The Dollar Index traded near a three-month low after Fed Chairman Ben S. Bernanke said at an annual forum in Jackson Hole, Wyoming that joblessness was a “grave concern” and that further bond purchases under quantitative easing shouldn’t be ruled out. Labor Department data on Sept. 7 may show the U.S. added fewer jobs in August. Australia’s dollar slid while the yen climbed amid signs of slowing growth in China.
“Weak U.S. data will now be seen as raising the chance of QE, which is U.S. dollar negative,” said Mike Jones, a currency strategist at Bank of New Zealand in Wellington, referring to asset purchases known as quantitative easing. “Non-farm payrolls is certainly the most important event for this week.”
The dollar slid 0.2 percent to 78.23 yen as of 10:12 a.m. in Tokyo from the close on Aug. 31, when it touched 78.19, the lowest since Aug. 13. The Dollar Index, which Intercontinental Exchange Inc. uses to track the greenback against the currencies of six major U.S. trade partners, was at 81.264 from the 81.208 close last week, when it reached 80.964, the lowest level since May 22. U.S. markets are closed today for a holiday.
The Australian dollar dropped 0.5 percent to $1.0266 and lost 0.7 percent to 80.33 yen. Japan’s currency gained against all its 16 major peers, rising 0.2 percent to 98.34 per euro.
The Institute for Supply Management’s manufacturing index was probably at 50 in August, the dividing line between expansion and contraction in August, according to the median estimate of economists surveyed by Bloomberg News before the Tempe, Arizona-based group releases its figures tomorrow. It was at 49.8 in July.
Economists in a separate Bloomberg poll forecast U.S. employers added 125,000 jobs last month, fewer than the 163,000-position increase in July, before the Labor Department reports the data this week. The jobless rate will remain at 8.3 percent, they projected. U.S. unemployment has stayed at or above 8 percent since February 2009. It was 4.4 percent in October 2006.
Bernanke told central bankers and economists at the Kansas City Fed’s annual economics symposium on Aug. 31 that “nontraditional policies” shouldn’t be ruled out if economic conditions warrant them. He emphasized that a third round of bond purchases is an option, and repeated the Federal Open Market Committee’s last statement that the central bank “will provide additional policy accommodation as needed” to spur growth.
The Fed chief’s speech came two weeks before the next meeting of the policy-setting FOMC. Many policy makers at the previous gathering said additional stimulus probably will be needed soon unless the economy showed a “substantial and sustainable strengthening,” according to minutes of their July 31-Aug. 1 meeting.
“If the jobs numbers come in weak, that would significantly heighten expectations of QE3,” said Kengo Suzuki, a currency strategist in Tokyo at Mizuho Securities Co., a unit of Japan’s third-largest bank by market value. “The dollar may test lower over the near term.”
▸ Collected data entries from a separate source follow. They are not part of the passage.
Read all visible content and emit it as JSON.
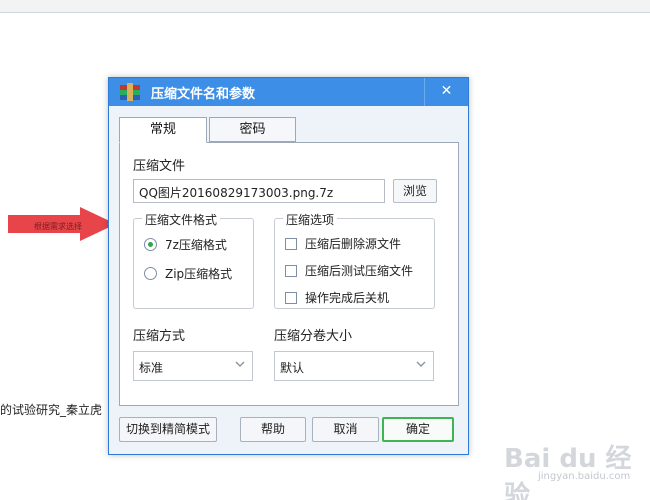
{
  "background": {
    "text": "的试验研究_秦立虎"
  },
  "annotation": {
    "label": "根据需求选择",
    "arrow_color": "#e8454a"
  },
  "dialog": {
    "title": "压缩文件名和参数",
    "close_symbol": "✕",
    "icon": "winrar-archive-icon",
    "tabs": [
      {
        "label": "常规",
        "active": true
      },
      {
        "label": "密码",
        "active": false
      }
    ],
    "archive_name": {
      "label": "压缩文件",
      "value": "QQ图片20160829173003.png.7z",
      "browse_label": "浏览"
    },
    "format_group": {
      "title": "压缩文件格式",
      "options": [
        {
          "label": "7z压缩格式",
          "selected": true
        },
        {
          "label": "Zip压缩格式",
          "selected": false
        }
      ]
    },
    "options_group": {
      "title": "压缩选项",
      "options": [
        {
          "label": "压缩后删除源文件",
          "checked": false
        },
        {
          "label": "压缩后测试压缩文件",
          "checked": false
        },
        {
          "label": "操作完成后关机",
          "checked": false
        }
      ]
    },
    "method": {
      "label": "压缩方式",
      "value": "标准"
    },
    "split": {
      "label": "压缩分卷大小",
      "value": "默认"
    },
    "buttons": {
      "simple_mode": "切换到精简模式",
      "help": "帮助",
      "cancel": "取消",
      "ok": "确定"
    }
  },
  "watermark": {
    "main": "Bai du 经验",
    "sub": "jingyan.baidu.com"
  },
  "colors": {
    "titlebar": "#3d8ee6",
    "radio_selected": "#2aa84a",
    "ok_border": "#3fb552"
  }
}
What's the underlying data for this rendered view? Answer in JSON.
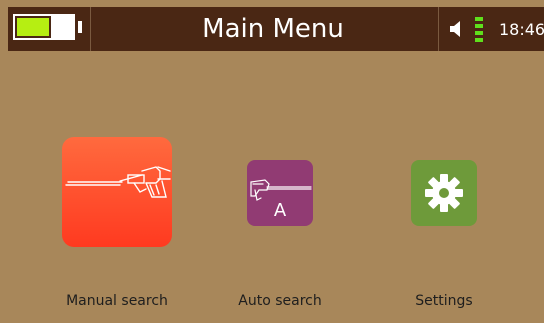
{
  "header": {
    "title": "Main Menu",
    "time": "18:46",
    "battery_level": 0.55,
    "signal_bars": 4,
    "icons": [
      "battery-icon",
      "speaker-icon",
      "signal-icon"
    ]
  },
  "menu": {
    "items": [
      {
        "label": "Manual search",
        "icon": "metal-detector-icon",
        "color": "#ff4a2a"
      },
      {
        "label": "Auto search",
        "icon": "auto-detector-icon",
        "badge": "A",
        "color": "#913b73"
      },
      {
        "label": "Settings",
        "icon": "gear-icon",
        "color": "#6e9a3a"
      }
    ]
  },
  "colors": {
    "background": "#a8875a",
    "topbar": "#4a2714",
    "battery_fill": "#b6ee12",
    "signal": "#5fe01c"
  }
}
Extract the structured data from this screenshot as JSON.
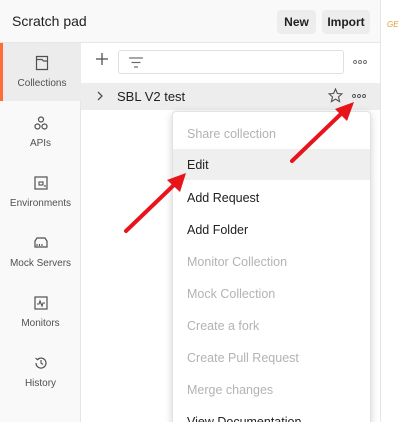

The greenback fell 0.8 percent in the past month, according to Bloomberg Correlation-Weighted Indexes, which track 10 developed-nation currencies. The yen declined 0.5 percent in the same period, while the Australian dollar dropped 3.9 percent.
The so-called Aussie touched a five-week low of $1.0256 before data on Australian retail sales and amid concern growth is slowing in China, the nation’s biggest trading partner.
Sales probably grew 0.2 percent in July from the previous month, when they rose 1 percent, according to the median estimate of economists surveyed by Bloomberg before the Bureau of Statistics releases data today.
A Purchasing Managers’ Index of Chinese manufacturing fell to 49.2 in August from 50.1 the previous month, the National Bureau of Statistics and China Federation of Logistics and Purchasing said on Sept. 1. HSBC Holdings Plc and Markit Economics will release a separate PMI index of Chinese manufacturing today.